"Let us go, then, and thence we will call Therese. "

CHAPTER LXXXIII.

THE FIRST DAY OF LIGHT.

The elite of Vienna were assembled in the drawing-room of Herr von Paradies. The aristocratic, the scientific, and the artistic world were represented; and the empress, as before intimated, had sent her messenger to take notes of the extraordinary experiment which was that day to be tried upon the person of her young pensioner. At the request of Mesmer, some of the lower classes were there also, for it was his desire that the cottage as well as the palace should bear testimony to the triumph of animal magnetism over the prejudices of conventional science.

By order of Mesmer, the room had been darkened, and heavy green curtains hung before every window.

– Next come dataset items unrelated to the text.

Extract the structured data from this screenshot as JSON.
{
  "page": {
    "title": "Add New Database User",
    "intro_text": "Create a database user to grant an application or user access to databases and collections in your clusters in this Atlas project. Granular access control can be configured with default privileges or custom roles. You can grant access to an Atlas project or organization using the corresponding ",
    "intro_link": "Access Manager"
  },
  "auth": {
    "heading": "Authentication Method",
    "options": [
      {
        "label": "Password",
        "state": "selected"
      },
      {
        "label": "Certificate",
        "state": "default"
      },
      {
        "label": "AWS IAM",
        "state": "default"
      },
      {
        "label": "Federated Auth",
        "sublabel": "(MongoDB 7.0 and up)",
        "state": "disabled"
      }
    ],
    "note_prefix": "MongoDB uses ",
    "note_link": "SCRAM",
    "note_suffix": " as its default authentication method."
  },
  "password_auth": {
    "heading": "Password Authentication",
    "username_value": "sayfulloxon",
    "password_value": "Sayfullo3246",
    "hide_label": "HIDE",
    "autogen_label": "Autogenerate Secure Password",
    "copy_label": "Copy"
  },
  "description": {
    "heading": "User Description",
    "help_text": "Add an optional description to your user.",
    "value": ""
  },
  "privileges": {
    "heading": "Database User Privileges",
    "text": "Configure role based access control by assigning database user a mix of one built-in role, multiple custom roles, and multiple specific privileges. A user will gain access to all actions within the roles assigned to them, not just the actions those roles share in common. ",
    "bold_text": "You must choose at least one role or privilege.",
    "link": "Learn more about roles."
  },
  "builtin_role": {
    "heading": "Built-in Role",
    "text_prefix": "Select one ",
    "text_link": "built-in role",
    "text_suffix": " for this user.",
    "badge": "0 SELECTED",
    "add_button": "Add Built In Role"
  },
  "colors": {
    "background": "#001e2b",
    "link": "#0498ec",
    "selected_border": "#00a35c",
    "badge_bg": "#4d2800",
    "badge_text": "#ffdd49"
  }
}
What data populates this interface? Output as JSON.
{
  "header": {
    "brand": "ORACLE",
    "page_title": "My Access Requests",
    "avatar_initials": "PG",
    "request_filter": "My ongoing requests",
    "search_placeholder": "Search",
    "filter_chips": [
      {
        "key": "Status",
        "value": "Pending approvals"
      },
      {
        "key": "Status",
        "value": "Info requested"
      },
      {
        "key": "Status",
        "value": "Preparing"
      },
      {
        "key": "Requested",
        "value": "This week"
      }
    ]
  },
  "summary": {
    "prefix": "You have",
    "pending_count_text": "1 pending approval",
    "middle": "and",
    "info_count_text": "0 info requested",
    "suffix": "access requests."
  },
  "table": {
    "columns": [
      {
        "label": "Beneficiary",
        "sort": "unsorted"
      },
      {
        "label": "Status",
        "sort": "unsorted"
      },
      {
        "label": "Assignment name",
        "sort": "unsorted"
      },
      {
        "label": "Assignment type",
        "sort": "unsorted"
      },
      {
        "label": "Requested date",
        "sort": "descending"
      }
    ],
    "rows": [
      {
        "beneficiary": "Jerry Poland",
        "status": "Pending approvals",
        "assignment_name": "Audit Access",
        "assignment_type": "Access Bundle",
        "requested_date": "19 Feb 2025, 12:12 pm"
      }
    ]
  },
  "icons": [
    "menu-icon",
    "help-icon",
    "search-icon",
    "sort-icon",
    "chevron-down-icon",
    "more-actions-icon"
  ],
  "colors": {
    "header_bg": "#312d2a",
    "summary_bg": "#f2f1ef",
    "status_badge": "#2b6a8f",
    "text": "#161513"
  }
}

Seats were arranged around the room, in the centre of which was a space occupied by a couch, some chairs, and a table on which lay a box.

Upon this box the eyes of the spectators were riveted; and Professor Barth himself, in spite of his arrogant bearing, felt quite as much curiosity as his neighbors, to see its contents.

"You will see, Herr Kollege," said he to one who sat beside him, "you will see that he merely wishes to collect this brilliant assemblage in order to perform an operation in their presence, and so make a name for himself. This box of course contains the instruments. Wait and watch for the lancet that first or last is sure to make its appearance."

"What will be the use of his lancet," replied Herr Kollege, "when there is nothing upon which it can operate? The girl is irretrievably blind; for neither knife nor lancet can restore life to the deadened optical nerve."

"If he attempts to use the lancet in MY presence," said the professor in a threatening tone, "I will prevent him. I shall watch him closely, and woe to the impostor if I surprise him at a trick!"

"The box does not contain surgical instruments," whispered the astronomer Hell. "I know what he has in there."